Il faut souligner que, souvent, les innovations techniques, dans leurs fondements, poursuivent de nobles intentions de partage, d’émancipation et d’égalitarisme… Ainsi, la télévision a d’abord été conçue comme un média permettant une transmission massive de culture jusque-là impossible. Mais cette intention a été rapidement détournée pour que la télévision devienne un outil de mise à disposition de temps de cerveaux pour augmenter les ventes de produits de consommation... Une fois qu’il y a des enjeux économiques, d’autres enjeux apparaissent… D’où l’importance d’interroger les intentions qui se cachent derrière l’usage de l’outil et l’adéquation du choix de l’outil avec ces intentions annoncées. Et par-delà les intentions, quels chemins les outils choisis permettent-ils d’emprunter, sachant que les résultats seuls ne sont que peu de choses et que les démarches constituent l’essentiel des apprentissages.
Maîtriser ses outils
À la différence d’autres outils comme le marteau ou les Post-It3®, les outils numériques sont d’une complexité intrinsèque liée à leur conception, à l’habileté digitale relative de chacun-e, mais aussi dans les scénarios prédéterminés qu’ils proposent par défaut.

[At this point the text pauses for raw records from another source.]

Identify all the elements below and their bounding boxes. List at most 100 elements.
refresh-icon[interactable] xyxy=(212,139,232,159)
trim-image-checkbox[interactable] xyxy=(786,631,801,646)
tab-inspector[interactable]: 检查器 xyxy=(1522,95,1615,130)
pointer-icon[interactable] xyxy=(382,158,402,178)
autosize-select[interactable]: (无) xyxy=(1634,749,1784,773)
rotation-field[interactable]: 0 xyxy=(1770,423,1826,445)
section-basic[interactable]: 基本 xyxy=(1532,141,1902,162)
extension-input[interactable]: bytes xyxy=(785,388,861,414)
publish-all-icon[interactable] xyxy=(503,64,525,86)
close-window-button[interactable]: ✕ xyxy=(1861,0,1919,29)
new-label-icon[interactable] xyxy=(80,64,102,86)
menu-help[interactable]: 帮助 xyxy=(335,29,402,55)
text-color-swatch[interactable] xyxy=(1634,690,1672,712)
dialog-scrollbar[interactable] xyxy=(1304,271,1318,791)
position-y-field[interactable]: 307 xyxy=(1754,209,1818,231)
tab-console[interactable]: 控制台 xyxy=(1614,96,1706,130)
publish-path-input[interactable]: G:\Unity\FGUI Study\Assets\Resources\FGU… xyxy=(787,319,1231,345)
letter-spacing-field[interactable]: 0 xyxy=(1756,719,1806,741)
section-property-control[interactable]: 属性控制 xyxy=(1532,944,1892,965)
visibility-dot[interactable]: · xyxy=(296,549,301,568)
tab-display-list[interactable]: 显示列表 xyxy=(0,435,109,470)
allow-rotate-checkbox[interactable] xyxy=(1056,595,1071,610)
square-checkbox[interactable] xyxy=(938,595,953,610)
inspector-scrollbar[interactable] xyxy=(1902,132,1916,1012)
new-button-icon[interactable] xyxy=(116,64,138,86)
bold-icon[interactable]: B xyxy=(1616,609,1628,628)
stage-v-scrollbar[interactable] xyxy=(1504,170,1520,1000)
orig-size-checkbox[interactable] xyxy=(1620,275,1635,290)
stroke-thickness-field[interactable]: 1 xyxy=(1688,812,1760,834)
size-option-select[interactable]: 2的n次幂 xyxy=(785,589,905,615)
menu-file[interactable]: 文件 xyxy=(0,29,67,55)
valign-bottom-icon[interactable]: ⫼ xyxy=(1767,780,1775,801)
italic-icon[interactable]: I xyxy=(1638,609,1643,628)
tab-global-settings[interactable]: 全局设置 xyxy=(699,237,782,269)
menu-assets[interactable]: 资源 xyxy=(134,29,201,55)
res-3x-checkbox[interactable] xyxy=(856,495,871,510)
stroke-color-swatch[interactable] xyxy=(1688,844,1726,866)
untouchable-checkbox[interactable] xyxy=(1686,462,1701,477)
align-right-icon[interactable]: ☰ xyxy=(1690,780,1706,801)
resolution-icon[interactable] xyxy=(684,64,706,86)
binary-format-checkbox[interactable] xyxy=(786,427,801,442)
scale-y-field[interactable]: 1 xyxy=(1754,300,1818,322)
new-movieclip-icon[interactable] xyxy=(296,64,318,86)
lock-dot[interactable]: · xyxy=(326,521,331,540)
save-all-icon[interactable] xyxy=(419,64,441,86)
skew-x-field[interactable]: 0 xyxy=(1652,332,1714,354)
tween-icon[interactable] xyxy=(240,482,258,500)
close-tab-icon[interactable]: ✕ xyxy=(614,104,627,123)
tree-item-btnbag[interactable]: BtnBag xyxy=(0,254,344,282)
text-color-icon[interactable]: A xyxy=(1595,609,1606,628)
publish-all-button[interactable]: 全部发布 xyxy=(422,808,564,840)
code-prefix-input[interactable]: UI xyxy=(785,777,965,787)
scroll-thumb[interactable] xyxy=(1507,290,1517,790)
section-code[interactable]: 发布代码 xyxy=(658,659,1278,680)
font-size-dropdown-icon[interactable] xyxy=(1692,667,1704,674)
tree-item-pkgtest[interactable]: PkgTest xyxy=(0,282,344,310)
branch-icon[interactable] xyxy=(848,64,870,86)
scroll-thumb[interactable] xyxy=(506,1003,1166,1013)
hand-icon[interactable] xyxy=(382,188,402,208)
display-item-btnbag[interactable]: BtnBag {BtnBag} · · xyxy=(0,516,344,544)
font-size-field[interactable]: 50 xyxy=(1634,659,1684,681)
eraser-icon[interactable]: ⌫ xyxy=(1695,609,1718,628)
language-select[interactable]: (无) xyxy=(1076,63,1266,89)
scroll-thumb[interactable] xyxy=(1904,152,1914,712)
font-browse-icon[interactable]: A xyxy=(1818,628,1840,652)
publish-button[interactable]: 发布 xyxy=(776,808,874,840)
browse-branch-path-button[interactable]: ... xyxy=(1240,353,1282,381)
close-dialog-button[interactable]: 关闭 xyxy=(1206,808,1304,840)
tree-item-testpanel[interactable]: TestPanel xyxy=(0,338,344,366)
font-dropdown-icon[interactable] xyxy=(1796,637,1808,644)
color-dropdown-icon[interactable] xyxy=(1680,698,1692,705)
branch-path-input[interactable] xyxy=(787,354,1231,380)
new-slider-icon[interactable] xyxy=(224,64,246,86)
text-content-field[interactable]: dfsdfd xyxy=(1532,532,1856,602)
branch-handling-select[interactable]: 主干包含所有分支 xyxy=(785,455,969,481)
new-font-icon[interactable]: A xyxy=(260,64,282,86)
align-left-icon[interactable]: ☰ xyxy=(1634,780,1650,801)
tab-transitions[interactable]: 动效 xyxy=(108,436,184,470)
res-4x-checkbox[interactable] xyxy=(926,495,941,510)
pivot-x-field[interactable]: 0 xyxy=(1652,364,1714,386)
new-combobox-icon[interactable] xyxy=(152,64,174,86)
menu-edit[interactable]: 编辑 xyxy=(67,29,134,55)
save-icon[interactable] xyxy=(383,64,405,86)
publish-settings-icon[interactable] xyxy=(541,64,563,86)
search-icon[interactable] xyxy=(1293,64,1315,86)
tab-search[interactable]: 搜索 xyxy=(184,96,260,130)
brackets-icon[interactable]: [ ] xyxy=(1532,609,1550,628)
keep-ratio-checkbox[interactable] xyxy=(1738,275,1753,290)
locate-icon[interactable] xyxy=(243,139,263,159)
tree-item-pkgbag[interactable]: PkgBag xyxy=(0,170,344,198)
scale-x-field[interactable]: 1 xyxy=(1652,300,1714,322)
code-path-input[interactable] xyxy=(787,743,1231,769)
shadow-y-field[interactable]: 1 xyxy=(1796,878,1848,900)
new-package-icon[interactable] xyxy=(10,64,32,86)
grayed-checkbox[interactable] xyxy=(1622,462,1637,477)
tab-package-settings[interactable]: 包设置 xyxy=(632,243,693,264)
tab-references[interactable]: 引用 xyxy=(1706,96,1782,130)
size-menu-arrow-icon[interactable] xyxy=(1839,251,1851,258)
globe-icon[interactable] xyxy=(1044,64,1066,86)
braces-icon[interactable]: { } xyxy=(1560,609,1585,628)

La plupart du temps, ils imposent des usages codifiés qui peuvent vite devenir des pratiques normées et disciplinées. Prenons les débats où la prise de parole est déterminée strictement par l’ordre des demandes (c’est la machine qui assure cet ordre au millième de seconde près). Dans ce cas de figure, la préoccupation que tout le monde puisse prendre la parole n’est plus le fait d’une attention partagée, mais la logique même imposée par l’usage de la machine. C’est comme cela que Philippe Meirieu convoque le concept de « délégation à l’objet4 », donnant pour exemple le porte-clé disproportionné dont les clés des chambres d’hôtel sont affublées pour éviter de les emporter en dehors de la réception. L’usage s’impose « naturellement », en dehors de toute négociation ou transaction.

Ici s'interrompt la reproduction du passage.